Un bonus-malus au goût amer

350 millions €
Le malus des véhicules polluants devrait rapporter 350 millions
d'euros à l'Etat en 2017.

Souvenez-vous… Nous sommes en 2007. Le gouvernement instaure un Grenelle de l'Environnement, dont l'une des mesures phares est l'instauration d'un bonus-malus écologique à l'achat des véhicules neufs.

Un seul critère est pris en considération : celui des émissions de CO2 de la voiture. Un avantage certain donné aux petites citadines diesel est alors entériné.

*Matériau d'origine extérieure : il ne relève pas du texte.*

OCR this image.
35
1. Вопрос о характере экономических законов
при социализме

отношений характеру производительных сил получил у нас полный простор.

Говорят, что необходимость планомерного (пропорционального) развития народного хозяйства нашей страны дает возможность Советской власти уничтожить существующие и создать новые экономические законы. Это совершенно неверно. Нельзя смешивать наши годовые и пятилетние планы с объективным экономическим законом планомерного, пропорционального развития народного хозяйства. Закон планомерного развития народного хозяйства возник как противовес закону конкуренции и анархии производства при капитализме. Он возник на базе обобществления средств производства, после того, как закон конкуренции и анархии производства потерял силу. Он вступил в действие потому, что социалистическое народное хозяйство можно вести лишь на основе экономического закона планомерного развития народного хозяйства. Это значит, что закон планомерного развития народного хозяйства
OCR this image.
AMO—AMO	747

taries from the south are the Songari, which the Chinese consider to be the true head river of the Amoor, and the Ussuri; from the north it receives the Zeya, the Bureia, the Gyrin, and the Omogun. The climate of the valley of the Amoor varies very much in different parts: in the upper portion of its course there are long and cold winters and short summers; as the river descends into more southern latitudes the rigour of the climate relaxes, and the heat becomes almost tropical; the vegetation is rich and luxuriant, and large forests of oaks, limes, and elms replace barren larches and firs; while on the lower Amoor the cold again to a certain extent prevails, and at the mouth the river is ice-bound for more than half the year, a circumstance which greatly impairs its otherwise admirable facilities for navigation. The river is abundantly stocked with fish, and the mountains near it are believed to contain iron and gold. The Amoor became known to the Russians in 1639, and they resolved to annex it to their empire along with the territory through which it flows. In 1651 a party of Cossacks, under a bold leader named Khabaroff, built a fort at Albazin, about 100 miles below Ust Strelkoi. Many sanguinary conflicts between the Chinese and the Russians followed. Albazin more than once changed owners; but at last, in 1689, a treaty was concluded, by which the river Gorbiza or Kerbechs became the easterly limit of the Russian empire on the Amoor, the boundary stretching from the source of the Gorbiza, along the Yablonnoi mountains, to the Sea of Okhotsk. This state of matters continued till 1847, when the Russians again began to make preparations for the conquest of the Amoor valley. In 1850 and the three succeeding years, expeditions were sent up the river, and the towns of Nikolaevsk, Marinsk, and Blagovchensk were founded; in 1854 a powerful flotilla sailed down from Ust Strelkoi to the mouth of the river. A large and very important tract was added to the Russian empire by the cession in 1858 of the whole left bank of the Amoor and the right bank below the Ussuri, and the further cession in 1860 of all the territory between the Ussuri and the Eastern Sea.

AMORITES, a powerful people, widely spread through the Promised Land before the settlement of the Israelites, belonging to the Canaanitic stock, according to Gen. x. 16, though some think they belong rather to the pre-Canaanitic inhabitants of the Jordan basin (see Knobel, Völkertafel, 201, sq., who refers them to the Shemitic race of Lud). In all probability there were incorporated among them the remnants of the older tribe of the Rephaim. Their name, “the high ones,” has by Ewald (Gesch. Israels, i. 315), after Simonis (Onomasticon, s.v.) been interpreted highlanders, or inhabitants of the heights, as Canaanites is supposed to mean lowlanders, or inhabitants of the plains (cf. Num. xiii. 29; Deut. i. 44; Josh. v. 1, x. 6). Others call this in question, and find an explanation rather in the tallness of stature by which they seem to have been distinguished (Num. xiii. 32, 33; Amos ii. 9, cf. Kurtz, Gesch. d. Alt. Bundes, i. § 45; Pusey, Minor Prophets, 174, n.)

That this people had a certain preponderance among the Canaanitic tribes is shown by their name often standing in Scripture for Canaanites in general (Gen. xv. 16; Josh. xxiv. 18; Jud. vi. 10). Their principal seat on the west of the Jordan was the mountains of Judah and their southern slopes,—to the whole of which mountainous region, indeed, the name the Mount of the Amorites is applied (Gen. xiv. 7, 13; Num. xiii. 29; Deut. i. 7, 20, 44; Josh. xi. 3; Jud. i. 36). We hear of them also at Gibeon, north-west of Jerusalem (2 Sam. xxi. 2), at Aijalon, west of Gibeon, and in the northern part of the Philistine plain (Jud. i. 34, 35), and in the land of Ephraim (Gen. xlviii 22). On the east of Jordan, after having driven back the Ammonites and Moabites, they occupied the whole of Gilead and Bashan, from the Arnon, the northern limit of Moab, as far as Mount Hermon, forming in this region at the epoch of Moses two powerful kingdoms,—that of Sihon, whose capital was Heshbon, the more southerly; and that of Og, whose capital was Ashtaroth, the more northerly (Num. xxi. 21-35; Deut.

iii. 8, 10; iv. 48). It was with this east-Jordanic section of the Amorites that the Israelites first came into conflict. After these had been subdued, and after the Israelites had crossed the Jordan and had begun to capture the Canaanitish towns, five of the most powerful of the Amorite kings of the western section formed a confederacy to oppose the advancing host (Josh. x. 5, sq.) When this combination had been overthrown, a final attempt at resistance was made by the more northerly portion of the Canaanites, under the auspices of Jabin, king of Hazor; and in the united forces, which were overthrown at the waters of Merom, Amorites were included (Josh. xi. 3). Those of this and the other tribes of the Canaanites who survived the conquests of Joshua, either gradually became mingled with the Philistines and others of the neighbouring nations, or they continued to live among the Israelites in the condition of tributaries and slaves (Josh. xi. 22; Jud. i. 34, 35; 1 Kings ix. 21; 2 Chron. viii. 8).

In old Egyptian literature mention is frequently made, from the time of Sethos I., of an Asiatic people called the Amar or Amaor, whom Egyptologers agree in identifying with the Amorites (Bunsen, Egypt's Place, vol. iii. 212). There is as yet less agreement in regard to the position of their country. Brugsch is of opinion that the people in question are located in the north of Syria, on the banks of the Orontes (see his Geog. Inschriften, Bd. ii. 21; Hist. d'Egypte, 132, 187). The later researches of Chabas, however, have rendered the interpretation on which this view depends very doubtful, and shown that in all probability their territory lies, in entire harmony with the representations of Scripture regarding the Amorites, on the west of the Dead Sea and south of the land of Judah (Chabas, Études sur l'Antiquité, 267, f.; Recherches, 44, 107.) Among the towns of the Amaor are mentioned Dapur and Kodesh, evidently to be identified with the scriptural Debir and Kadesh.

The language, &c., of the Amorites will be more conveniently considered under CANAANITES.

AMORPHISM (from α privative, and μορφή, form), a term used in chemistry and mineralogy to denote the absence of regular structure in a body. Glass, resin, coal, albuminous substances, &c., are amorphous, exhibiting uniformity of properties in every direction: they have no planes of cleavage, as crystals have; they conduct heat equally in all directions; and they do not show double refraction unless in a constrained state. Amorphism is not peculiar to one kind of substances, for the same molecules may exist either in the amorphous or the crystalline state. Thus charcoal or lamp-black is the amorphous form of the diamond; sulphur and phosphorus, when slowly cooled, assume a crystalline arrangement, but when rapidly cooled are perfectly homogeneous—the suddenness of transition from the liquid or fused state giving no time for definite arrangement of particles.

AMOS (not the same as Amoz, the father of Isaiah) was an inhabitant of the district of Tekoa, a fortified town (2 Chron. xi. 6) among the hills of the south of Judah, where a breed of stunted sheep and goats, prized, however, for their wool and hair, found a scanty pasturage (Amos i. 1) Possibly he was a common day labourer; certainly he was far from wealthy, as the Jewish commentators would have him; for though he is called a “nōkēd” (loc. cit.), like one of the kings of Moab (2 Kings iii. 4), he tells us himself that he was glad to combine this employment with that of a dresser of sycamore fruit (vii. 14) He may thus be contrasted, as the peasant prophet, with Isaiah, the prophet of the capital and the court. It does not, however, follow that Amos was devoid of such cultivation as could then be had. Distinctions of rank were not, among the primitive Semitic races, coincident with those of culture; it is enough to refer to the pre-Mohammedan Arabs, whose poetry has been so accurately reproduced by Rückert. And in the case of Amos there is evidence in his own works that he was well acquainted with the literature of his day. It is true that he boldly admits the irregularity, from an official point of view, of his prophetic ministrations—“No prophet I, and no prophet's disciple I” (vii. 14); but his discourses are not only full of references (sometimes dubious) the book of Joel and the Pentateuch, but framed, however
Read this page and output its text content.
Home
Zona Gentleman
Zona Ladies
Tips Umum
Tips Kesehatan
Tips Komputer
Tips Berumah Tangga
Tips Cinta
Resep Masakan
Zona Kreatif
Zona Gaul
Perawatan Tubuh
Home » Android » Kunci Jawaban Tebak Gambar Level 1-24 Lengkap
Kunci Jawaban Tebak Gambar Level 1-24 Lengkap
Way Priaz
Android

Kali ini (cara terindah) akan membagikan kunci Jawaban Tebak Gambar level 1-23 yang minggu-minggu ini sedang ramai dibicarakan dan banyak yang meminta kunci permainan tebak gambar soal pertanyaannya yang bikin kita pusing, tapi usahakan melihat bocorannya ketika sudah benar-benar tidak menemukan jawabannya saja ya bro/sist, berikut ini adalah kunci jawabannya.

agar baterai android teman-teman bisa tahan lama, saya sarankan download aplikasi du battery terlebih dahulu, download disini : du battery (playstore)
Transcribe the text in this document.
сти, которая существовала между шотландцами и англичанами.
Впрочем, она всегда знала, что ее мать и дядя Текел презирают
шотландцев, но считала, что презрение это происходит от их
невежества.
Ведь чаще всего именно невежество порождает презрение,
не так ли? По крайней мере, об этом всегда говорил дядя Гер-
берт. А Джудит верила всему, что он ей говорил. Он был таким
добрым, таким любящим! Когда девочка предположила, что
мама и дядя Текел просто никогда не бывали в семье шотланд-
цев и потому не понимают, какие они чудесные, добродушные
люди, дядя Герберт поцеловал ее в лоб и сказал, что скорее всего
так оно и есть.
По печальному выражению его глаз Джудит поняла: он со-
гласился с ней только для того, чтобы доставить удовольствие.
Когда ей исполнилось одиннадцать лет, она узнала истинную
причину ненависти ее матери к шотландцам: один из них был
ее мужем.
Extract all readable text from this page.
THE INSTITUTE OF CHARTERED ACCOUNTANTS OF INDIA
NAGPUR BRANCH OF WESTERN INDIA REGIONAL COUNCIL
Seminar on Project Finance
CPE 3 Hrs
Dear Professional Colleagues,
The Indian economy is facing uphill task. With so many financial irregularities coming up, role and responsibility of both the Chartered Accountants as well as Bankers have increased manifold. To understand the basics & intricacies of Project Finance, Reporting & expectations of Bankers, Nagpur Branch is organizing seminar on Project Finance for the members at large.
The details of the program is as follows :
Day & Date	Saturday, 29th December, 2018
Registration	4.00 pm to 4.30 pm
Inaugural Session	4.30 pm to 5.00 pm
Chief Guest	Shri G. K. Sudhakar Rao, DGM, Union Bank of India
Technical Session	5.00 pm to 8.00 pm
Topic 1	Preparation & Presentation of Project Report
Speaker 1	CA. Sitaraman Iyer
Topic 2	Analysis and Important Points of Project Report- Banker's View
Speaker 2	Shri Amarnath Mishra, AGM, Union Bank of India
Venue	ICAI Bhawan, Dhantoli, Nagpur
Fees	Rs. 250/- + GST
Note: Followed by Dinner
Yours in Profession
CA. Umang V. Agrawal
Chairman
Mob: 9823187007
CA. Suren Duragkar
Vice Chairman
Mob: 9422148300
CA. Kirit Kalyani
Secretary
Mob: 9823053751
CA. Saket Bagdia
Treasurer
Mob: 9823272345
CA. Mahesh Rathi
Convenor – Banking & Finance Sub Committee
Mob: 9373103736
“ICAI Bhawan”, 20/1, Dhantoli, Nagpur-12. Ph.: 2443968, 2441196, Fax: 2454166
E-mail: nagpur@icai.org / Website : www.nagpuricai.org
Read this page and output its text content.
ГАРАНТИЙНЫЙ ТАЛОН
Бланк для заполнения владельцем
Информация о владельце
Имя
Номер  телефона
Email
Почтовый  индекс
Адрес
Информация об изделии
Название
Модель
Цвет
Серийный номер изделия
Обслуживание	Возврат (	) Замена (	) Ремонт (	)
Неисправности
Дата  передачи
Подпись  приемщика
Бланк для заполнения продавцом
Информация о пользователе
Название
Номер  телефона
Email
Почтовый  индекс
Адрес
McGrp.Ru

L'électrique face au diesel

Faisons simple : les motorisations diesel à puissance équivalente sont environ 20 % plus sobres en émissions carbone que celles à l'essence. Ainsi, la diésélisation du parc français est alors en marche. Au-delà de la diésélisation, c'est surtout les marques françaises qui profiteront le plus de cet avantage écologique puisqu’elles sont davantage représentées sur ce segment. En revanche, les marques allemandes, leader dans le luxe et les berlines, se voyaient pénalisées par ce système fiscal incitatif envers les petites citadines.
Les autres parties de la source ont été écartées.